Wow, 8 responses in 2 hours! Thanks people.
speedchase: I agree with your approach. As you say, testing can be difficult because people’s ranks keep changing. (Here I’m thinking not of the newbies themselves but of the 21k’s we’re comparing them to -- as we go through the process of testing the newbies, the 21k’s get better, which distorts the test.) But if we design a computer program to be 23k (and have it play against a bunch of humans in the 14-16k range to confirm/fine-tune its rank), then we can pit the 23k program against the newbies, and the program won’t get any better. (Unfortunately I don't have the time or resources to carry this out myself...)
snorri: The Kano Yoshinori book you’re referring to originally said “35 Kyu to 25 Kyu” in its title, but then was changed to say “30 Kyu to 25 Kyu”. I’ve always imagined that the purpose of the change was to sacrifice accuracy for an increase in marketability. (That is, if you say that new players start out weaker than 30k, you don’t get taken seriously.) So where you imagine Go culture taking a cue from KY, I imagine KY taking a cue from Go culture.

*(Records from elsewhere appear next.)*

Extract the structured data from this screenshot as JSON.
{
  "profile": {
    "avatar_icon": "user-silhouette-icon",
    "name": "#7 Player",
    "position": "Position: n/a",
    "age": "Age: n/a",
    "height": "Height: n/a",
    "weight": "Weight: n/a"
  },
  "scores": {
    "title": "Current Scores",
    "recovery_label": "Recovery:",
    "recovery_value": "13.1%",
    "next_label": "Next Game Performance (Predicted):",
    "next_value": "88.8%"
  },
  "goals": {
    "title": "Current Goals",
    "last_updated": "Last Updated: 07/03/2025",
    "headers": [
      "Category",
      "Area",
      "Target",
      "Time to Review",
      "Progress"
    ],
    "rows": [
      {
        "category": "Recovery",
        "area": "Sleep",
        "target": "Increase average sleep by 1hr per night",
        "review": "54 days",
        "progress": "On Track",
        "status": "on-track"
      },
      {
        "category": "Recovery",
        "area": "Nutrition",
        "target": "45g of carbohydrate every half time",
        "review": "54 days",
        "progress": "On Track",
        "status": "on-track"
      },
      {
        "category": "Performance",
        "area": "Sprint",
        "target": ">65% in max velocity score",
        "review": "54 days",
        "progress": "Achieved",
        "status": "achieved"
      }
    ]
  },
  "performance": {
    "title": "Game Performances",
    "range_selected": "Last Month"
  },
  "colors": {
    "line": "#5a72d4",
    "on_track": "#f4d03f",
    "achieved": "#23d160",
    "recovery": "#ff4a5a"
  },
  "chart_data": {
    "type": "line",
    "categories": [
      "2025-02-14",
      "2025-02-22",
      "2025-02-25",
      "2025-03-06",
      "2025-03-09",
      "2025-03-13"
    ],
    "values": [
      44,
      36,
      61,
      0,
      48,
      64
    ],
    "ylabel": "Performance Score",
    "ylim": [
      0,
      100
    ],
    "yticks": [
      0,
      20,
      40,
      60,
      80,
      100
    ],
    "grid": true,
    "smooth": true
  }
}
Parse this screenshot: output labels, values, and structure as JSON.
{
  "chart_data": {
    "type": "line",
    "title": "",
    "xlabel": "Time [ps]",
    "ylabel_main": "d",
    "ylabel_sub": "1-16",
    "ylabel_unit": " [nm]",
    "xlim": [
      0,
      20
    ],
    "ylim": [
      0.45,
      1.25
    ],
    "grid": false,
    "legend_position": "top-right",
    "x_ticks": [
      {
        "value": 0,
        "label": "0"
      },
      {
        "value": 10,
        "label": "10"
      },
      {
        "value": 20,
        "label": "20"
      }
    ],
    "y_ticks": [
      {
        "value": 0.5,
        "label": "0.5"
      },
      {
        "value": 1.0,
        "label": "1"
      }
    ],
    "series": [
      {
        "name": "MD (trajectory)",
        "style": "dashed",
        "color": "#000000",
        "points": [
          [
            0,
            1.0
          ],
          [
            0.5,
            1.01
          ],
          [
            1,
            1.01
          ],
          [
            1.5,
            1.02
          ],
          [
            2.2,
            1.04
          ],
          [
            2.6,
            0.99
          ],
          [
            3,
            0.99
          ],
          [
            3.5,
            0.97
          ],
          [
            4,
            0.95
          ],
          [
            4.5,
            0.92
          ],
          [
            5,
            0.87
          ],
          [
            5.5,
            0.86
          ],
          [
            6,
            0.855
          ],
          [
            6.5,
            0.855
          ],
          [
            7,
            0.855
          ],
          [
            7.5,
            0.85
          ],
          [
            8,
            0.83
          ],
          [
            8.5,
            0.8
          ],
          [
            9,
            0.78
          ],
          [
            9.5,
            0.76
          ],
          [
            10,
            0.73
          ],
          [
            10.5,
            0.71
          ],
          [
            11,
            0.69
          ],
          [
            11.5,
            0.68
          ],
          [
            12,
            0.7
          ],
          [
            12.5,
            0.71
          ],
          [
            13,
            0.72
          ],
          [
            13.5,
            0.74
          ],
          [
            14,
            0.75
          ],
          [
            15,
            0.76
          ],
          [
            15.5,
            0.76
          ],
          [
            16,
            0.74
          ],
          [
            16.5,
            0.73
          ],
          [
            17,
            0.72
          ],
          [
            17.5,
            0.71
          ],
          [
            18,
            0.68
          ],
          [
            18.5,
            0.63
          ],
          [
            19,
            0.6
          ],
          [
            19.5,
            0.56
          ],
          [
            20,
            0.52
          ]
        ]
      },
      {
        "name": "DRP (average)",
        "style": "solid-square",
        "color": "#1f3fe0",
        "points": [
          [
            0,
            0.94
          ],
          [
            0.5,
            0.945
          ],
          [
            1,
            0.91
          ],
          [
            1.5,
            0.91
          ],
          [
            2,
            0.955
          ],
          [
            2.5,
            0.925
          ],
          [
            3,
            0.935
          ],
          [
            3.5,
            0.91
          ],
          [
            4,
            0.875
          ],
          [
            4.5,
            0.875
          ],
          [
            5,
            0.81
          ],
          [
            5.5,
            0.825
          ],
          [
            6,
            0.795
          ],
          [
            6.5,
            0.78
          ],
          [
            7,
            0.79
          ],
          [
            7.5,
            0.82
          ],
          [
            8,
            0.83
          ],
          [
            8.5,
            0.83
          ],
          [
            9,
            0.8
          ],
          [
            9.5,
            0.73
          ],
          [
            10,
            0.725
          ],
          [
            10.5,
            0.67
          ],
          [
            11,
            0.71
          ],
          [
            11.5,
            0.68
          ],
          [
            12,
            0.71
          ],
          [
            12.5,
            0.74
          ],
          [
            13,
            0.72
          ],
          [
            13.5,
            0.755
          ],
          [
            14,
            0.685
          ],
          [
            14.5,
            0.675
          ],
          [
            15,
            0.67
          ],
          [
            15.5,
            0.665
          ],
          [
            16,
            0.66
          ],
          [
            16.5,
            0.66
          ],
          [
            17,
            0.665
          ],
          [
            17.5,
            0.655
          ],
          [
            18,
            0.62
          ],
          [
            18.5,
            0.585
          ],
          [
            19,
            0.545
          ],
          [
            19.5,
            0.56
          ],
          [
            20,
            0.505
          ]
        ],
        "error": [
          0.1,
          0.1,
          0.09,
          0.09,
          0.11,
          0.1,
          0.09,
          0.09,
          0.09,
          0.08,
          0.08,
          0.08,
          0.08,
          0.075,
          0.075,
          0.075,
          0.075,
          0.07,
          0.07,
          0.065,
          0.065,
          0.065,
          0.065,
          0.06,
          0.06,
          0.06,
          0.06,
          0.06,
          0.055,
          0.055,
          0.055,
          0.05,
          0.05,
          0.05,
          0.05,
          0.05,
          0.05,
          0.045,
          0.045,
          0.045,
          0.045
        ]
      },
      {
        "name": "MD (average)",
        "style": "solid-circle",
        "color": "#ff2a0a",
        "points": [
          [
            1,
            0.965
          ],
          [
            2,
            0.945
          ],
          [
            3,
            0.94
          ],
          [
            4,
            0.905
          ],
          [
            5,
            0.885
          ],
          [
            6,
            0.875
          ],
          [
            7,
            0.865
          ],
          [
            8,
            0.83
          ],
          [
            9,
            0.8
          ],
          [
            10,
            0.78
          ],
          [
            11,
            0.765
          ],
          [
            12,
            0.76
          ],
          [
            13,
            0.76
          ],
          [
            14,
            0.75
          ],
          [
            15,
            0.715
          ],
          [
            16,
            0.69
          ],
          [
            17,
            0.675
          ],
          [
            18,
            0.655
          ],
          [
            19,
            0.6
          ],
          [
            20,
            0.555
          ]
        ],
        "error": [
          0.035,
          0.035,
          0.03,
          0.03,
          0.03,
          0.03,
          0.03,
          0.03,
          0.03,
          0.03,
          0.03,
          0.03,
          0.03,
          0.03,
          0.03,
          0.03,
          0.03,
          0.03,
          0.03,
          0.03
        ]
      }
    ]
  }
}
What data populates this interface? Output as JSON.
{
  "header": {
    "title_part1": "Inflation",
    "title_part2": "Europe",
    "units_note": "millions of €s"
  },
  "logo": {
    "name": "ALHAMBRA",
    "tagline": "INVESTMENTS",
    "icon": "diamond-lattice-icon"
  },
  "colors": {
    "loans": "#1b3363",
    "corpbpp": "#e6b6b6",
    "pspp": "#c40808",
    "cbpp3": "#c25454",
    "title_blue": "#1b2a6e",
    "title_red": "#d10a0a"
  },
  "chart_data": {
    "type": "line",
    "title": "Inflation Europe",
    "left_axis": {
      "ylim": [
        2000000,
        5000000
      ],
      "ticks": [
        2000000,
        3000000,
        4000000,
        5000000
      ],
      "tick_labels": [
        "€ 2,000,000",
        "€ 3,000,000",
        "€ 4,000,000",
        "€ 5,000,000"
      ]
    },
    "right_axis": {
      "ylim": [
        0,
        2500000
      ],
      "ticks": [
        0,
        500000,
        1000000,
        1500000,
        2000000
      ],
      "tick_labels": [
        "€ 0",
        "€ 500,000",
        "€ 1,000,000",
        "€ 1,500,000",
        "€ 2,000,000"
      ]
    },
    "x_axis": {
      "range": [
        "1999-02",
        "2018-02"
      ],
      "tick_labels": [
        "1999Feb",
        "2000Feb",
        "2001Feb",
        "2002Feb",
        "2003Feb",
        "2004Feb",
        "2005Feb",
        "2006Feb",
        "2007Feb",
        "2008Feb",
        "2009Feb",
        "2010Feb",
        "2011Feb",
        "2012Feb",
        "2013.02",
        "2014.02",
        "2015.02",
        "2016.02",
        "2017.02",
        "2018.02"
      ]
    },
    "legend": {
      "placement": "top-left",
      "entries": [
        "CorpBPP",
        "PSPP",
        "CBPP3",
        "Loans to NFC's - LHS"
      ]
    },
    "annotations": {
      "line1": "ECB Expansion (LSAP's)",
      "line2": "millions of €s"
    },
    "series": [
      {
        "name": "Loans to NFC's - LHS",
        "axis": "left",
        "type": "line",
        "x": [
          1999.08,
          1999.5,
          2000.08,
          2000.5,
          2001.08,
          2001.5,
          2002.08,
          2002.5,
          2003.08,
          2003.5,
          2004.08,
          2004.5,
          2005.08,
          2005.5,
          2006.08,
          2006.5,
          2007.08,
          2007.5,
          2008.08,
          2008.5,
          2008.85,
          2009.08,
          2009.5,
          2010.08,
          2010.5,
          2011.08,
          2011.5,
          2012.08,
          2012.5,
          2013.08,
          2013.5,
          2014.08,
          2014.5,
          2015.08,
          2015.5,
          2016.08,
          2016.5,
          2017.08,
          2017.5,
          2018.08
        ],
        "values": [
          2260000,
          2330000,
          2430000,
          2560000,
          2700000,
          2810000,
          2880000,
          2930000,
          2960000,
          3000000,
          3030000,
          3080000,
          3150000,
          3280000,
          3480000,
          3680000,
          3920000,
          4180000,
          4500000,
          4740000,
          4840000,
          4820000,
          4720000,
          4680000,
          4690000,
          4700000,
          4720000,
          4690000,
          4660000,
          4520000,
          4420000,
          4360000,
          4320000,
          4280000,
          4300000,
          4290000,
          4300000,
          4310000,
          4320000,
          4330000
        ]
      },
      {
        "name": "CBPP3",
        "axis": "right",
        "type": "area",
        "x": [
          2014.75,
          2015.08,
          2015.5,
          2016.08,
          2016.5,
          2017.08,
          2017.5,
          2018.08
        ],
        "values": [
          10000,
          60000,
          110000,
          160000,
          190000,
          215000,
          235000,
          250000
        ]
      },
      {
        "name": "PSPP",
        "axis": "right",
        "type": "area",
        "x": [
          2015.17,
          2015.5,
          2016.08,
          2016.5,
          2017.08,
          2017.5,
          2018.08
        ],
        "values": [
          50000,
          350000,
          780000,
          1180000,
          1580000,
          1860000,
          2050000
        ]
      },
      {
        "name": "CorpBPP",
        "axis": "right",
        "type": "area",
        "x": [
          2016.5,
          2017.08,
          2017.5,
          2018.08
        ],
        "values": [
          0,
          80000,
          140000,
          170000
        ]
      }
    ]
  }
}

hyperpape: Be careful about assuming you know what a person’s real question is.

* * * * *
So what evidence can *I* provide? Well, my rank is somewhere around 19k AGA, and I’m confident that I could beat most first-time players with a 17-stone handicap, 3 games out of 3. So that suggests that the average new player is weaker than 36k. But my argument is weak, because I don't actually know that I'm 19k, and I haven't actually played a bunch of first-timers with 17-stone handicaps to see whether I win 3 games out of 3. (Also, the handicap system is generally considered to get less accurate after 9 stones.) It goes back to the general principle that using yourself as an example to prove a point is dangerous, because it’s hard to see yourself accurately and there's ego involved.